Your attitude is appalling, your son had a problem with being dry and night and now he's waking up needing to go which is good but he can't get down there in time. Rather than being so horrible to him and also posting it on MN then why not try helping your son?

If he knows he can't get there in time then what you should be doing is putting his mind at rest and providing a suitable lidded container and getting him help from a GP, the appropriate consultant and discussing if he has an underlying medical condition and looking at what, if any, medication is appropriate.
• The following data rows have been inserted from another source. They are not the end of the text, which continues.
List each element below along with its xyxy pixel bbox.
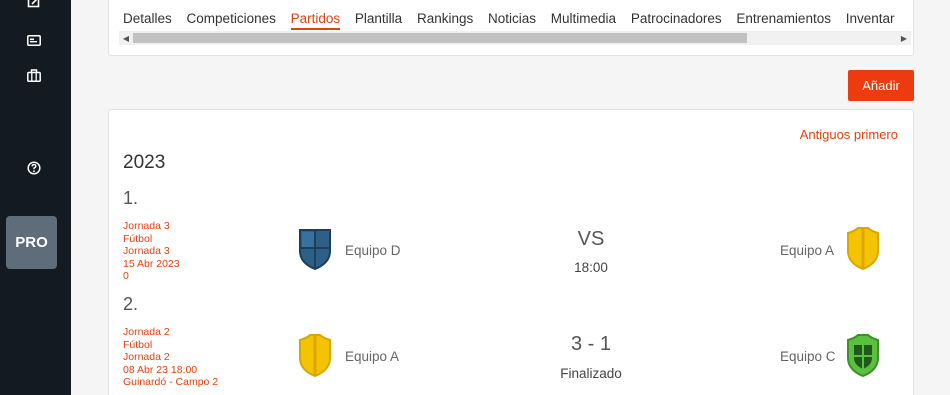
match-info: Jornada 2 Fútbol Jornada 2 08 Abr 23 18:… — [123, 326, 218, 389]
match-vs-label: VS — [577, 228, 605, 250]
team-shield-icon — [847, 227, 879, 271]
away-team-name[interactable]: Equipo C — [780, 349, 836, 364]
tab-partidos[interactable]: Partidos — [290, 11, 341, 30]
match-date: 08 Abr 23 18:00 — [123, 363, 198, 376]
edit-icon[interactable] — [26, 0, 42, 10]
match-sport: Fútbol — [123, 338, 153, 351]
match-number: 2. — [123, 294, 139, 314]
match-venue: Guinardó - Campo 2 — [123, 376, 219, 388]
tabs-row: Detalles Competiciones Partidos Plantill… — [123, 11, 906, 30]
billing-icon[interactable] — [26, 32, 42, 48]
team-shield-icon — [299, 229, 331, 271]
tab-inventario[interactable]: Inventar — [846, 11, 895, 28]
away-team-name[interactable]: Equipo A — [780, 243, 834, 258]
matches-list: Antiguos primero 2023 1. Jornada 3 Fútbo… — [108, 109, 914, 395]
pro-badge[interactable]: PRO — [6, 216, 57, 269]
home-team-name[interactable]: Equipo A — [345, 349, 399, 364]
briefcase-icon[interactable] — [26, 67, 42, 83]
tab-entrenamientos[interactable]: Entrenamientos — [736, 11, 831, 28]
tab-patrocinadores[interactable]: Patrocinadores — [631, 11, 722, 28]
scroll-thumb[interactable] — [133, 33, 747, 43]
match-score: 3 - 1 — [570, 333, 612, 355]
sidebar: PRO — [0, 0, 71, 395]
team-shield-icon — [847, 334, 879, 378]
match-status: Finalizado — [560, 366, 622, 381]
match-sport: Fútbol — [123, 232, 153, 245]
scroll-left-icon[interactable]: ◀ — [119, 31, 133, 45]
tabs-scrollbar[interactable]: ◀ ▶ — [119, 31, 911, 45]
match-time: 18:00 — [574, 260, 608, 275]
match-round-name: Jornada 2 — [123, 351, 170, 363]
help-icon[interactable] — [26, 160, 42, 176]
match-venue: 0 — [123, 270, 129, 282]
add-button[interactable]: Añadir — [848, 70, 914, 101]
tab-detalles[interactable]: Detalles — [123, 11, 172, 28]
tab-multimedia[interactable]: Multimedia — [551, 11, 616, 28]
match-round[interactable]: Jornada 3 — [123, 220, 180, 233]
sort-order-link[interactable]: Antiguos primero — [800, 127, 898, 142]
match-round[interactable]: Jornada 2 — [123, 326, 218, 339]
match-info: Jornada 3 Fútbol Jornada 3 15 Abr 2023 0 — [123, 220, 180, 283]
team-shield-icon — [299, 334, 331, 378]
home-team-name[interactable]: Equipo D — [345, 243, 401, 258]
tab-noticias[interactable]: Noticias — [488, 11, 536, 28]
tab-competiciones[interactable]: Competiciones — [187, 11, 276, 28]
tabs-bar: Detalles Competiciones Partidos Plantill… — [108, 0, 914, 56]
tab-rankings[interactable]: Rankings — [417, 11, 473, 28]
scroll-right-icon[interactable]: ▶ — [897, 31, 911, 45]
match-date: 15 Abr 2023 — [123, 257, 180, 270]
tab-plantilla[interactable]: Plantilla — [355, 11, 402, 28]
year-heading: 2023 — [123, 152, 166, 173]
match-number: 1. — [123, 188, 139, 208]
match-round-name: Jornada 3 — [123, 245, 170, 257]
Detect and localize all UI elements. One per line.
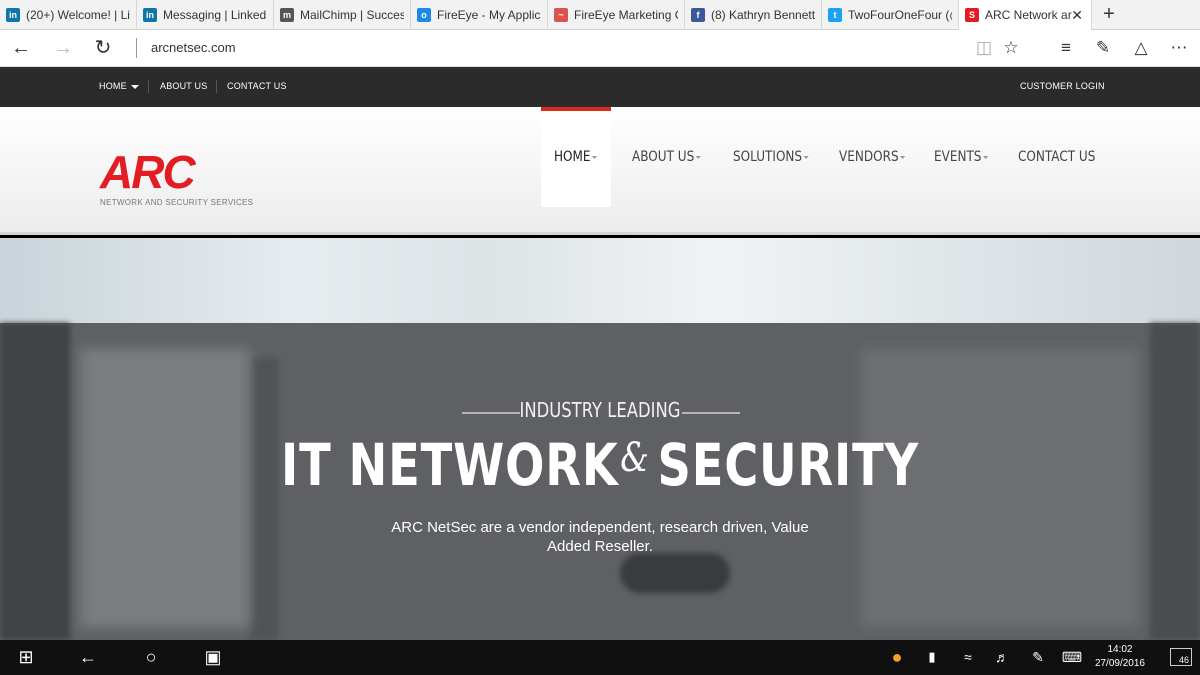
more-icon[interactable]: ⋯: [1166, 36, 1192, 60]
url-field[interactable]: arcnetsec.com: [136, 38, 236, 58]
tab-title: FireEye Marketing C: [574, 8, 678, 22]
web-note-icon[interactable]: ✎: [1090, 36, 1116, 60]
hub-icon[interactable]: ≡: [1053, 36, 1079, 60]
browser-tab[interactable]: in Messaging | LinkedI: [137, 0, 274, 30]
tab-title: TwoFourOneFour (@: [848, 8, 952, 22]
menu-solutions[interactable]: SOLUTIONS: [733, 149, 809, 165]
fireeye-icon: o: [417, 8, 431, 22]
hero-title: IT NETWORK& SECURITY: [120, 431, 1080, 499]
system-clock[interactable]: 14:02 27/09/2016: [1095, 643, 1145, 671]
back-icon[interactable]: ←: [76, 645, 100, 669]
linkedin-icon: in: [143, 8, 157, 22]
hero-background-shape: [1150, 323, 1200, 640]
menu-events-label: EVENTS: [934, 149, 982, 165]
browser-tab-strip: in (20+) Welcome! | Li in Messaging | Linke…: [0, 0, 1200, 30]
new-tab-icon[interactable]: +: [1092, 0, 1126, 29]
browser-tab[interactable]: m MailChimp | Succes: [274, 0, 411, 30]
menu-vendors-label: VENDORS: [839, 149, 899, 165]
chevron-down-icon: [803, 155, 809, 159]
mailchimp-icon: m: [280, 8, 294, 22]
pen-icon[interactable]: ✎: [1026, 645, 1050, 669]
utility-about-link[interactable]: ABOUT US: [160, 81, 207, 91]
forward-icon[interactable]: →: [50, 36, 76, 60]
refresh-icon[interactable]: ↻: [90, 36, 116, 60]
chevron-down-icon: [592, 155, 598, 159]
menu-home-label: HOME: [554, 149, 591, 165]
browser-tab[interactable]: S ARC Network ar ✕: [959, 0, 1092, 30]
chevron-down-icon: [130, 84, 139, 89]
tab-title: (8) Kathryn Bennett: [711, 8, 815, 22]
browser-tab[interactable]: in (20+) Welcome! | Li: [0, 0, 137, 30]
tab-title: ARC Network ar: [985, 8, 1072, 22]
hero-description: ARC NetSec are a vendor independent, res…: [391, 519, 809, 555]
menu-solutions-label: SOLUTIONS: [733, 149, 803, 165]
wifi-icon[interactable]: ≈: [956, 645, 980, 669]
utility-bar: HOME ABOUT US CONTACT US CUSTOMER LOGIN: [0, 67, 1200, 107]
chevron-down-icon: [983, 155, 989, 159]
browser-tab[interactable]: o FireEye - My Applica: [411, 0, 548, 30]
tab-title: Messaging | LinkedI: [163, 8, 267, 22]
reading-view-icon[interactable]: ◫: [971, 36, 997, 60]
utility-contact-link[interactable]: CONTACT US: [227, 81, 287, 91]
back-icon[interactable]: ←: [8, 36, 34, 60]
arc-icon: S: [965, 8, 979, 22]
chevron-down-icon: [900, 155, 906, 159]
fireeye-marketing-icon: ~: [554, 8, 568, 22]
hero-title-right: SECURITY: [657, 431, 919, 499]
browser-tab[interactable]: f (8) Kathryn Bennett: [685, 0, 822, 30]
clock-time: 14:02: [1107, 644, 1133, 655]
menu-contact[interactable]: CONTACT US: [1018, 149, 1095, 165]
hero-banner: INDUSTRY LEADING IT NETWORK& SECURITY ARC…: [0, 238, 1200, 640]
close-icon[interactable]: ✕: [1071, 7, 1083, 24]
chevron-down-icon: [695, 155, 702, 159]
menu-about[interactable]: ABOUT US: [632, 149, 702, 165]
site-header: ARC NETWORK AND SECURITY SERVICES HOME A…: [0, 107, 1200, 235]
hero-title-left: IT NETWORK: [281, 431, 619, 499]
tab-title: FireEye - My Applica: [437, 8, 541, 22]
task-view-icon[interactable]: ▣: [201, 645, 225, 669]
menu-about-label: ABOUT US: [632, 149, 695, 165]
menu-vendors[interactable]: VENDORS: [839, 149, 906, 165]
clock-date: 27/09/2016: [1094, 658, 1145, 669]
windows-taskbar: ⊞ ← ○ ▣ ● ▮ ≈ ♬ ✎ ⌨ 14:02 27/09/2016 46: [0, 640, 1200, 675]
twitter-icon: t: [828, 8, 842, 22]
utility-home-link[interactable]: HOME: [99, 81, 139, 91]
favorite-star-icon[interactable]: ☆: [998, 36, 1024, 60]
facebook-icon: f: [691, 8, 705, 22]
menu-events[interactable]: EVENTS: [934, 149, 989, 165]
keyboard-icon[interactable]: ⌨: [1060, 645, 1084, 669]
tab-title: MailChimp | Succes: [300, 8, 404, 22]
divider: [148, 80, 149, 93]
action-center-icon[interactable]: 46: [1170, 648, 1192, 666]
cortana-icon[interactable]: ○: [139, 645, 163, 669]
battery-icon[interactable]: ▮: [920, 645, 944, 669]
alert-app-icon[interactable]: ●: [885, 645, 909, 669]
address-bar: ← → ↻ arcnetsec.com ◫ ☆ ≡ ✎ △ ⋯: [0, 30, 1200, 67]
logo-tagline: NETWORK AND SECURITY SERVICES: [100, 198, 254, 207]
website: HOME ABOUT US CONTACT US CUSTOMER LOGIN …: [0, 67, 1200, 640]
hero-kicker: INDUSTRY LEADING: [519, 398, 681, 422]
linkedin-icon: in: [6, 8, 20, 22]
utility-home-label: HOME: [99, 81, 127, 91]
browser-tab[interactable]: ~ FireEye Marketing C: [548, 0, 685, 30]
windows-start-icon[interactable]: ⊞: [14, 645, 38, 669]
tab-title: (20+) Welcome! | Li: [26, 8, 130, 22]
divider: [216, 80, 217, 93]
browser-tab[interactable]: t TwoFourOneFour (@: [822, 0, 959, 30]
hero-title-ampersand: &: [620, 435, 650, 481]
customer-login-link[interactable]: CUSTOMER LOGIN: [1020, 81, 1105, 91]
volume-icon[interactable]: ♬: [990, 645, 1014, 669]
hero-background-sky: [0, 238, 1200, 323]
menu-home[interactable]: HOME: [554, 149, 598, 165]
hero-background-shape: [0, 323, 70, 640]
share-icon[interactable]: △: [1128, 36, 1154, 60]
hero-background-shape: [620, 553, 730, 593]
arc-logo[interactable]: ARC: [100, 149, 196, 195]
By treating him like this then you are going to be making him feel awful and making him stressed and making the problem worse.

AuntieDolly · 07/02/2020 20:41

Has he got a gaming console in his room?

JiltedJohnsJulie · 08/02/2020 09:20

Has he got a gaming console in his room

This could be another reason for doing what he’s doing.

Whether he has a gaming addiction or a medical problem which means he can’t make it to the toilet on time, he needs help and your first port of call is the GP.

I can’t see that punishing him is going to help the situation or your relationship with him.

Jess827 · 08/02/2020 19:52

Why are you angry, punishing him?
If he's saying he can't get to the bathroom in time, can he swap so he's nearest, or get a bucket without shame while you support him to get GP help..?

Unless you think he's doing it spitefully or is lazy/can't be bothered, you need to support him into figuring out what the solution looks like... This must be extremely embarrassing for him at this age even if he didn't have the past shame/your attitude to deal with!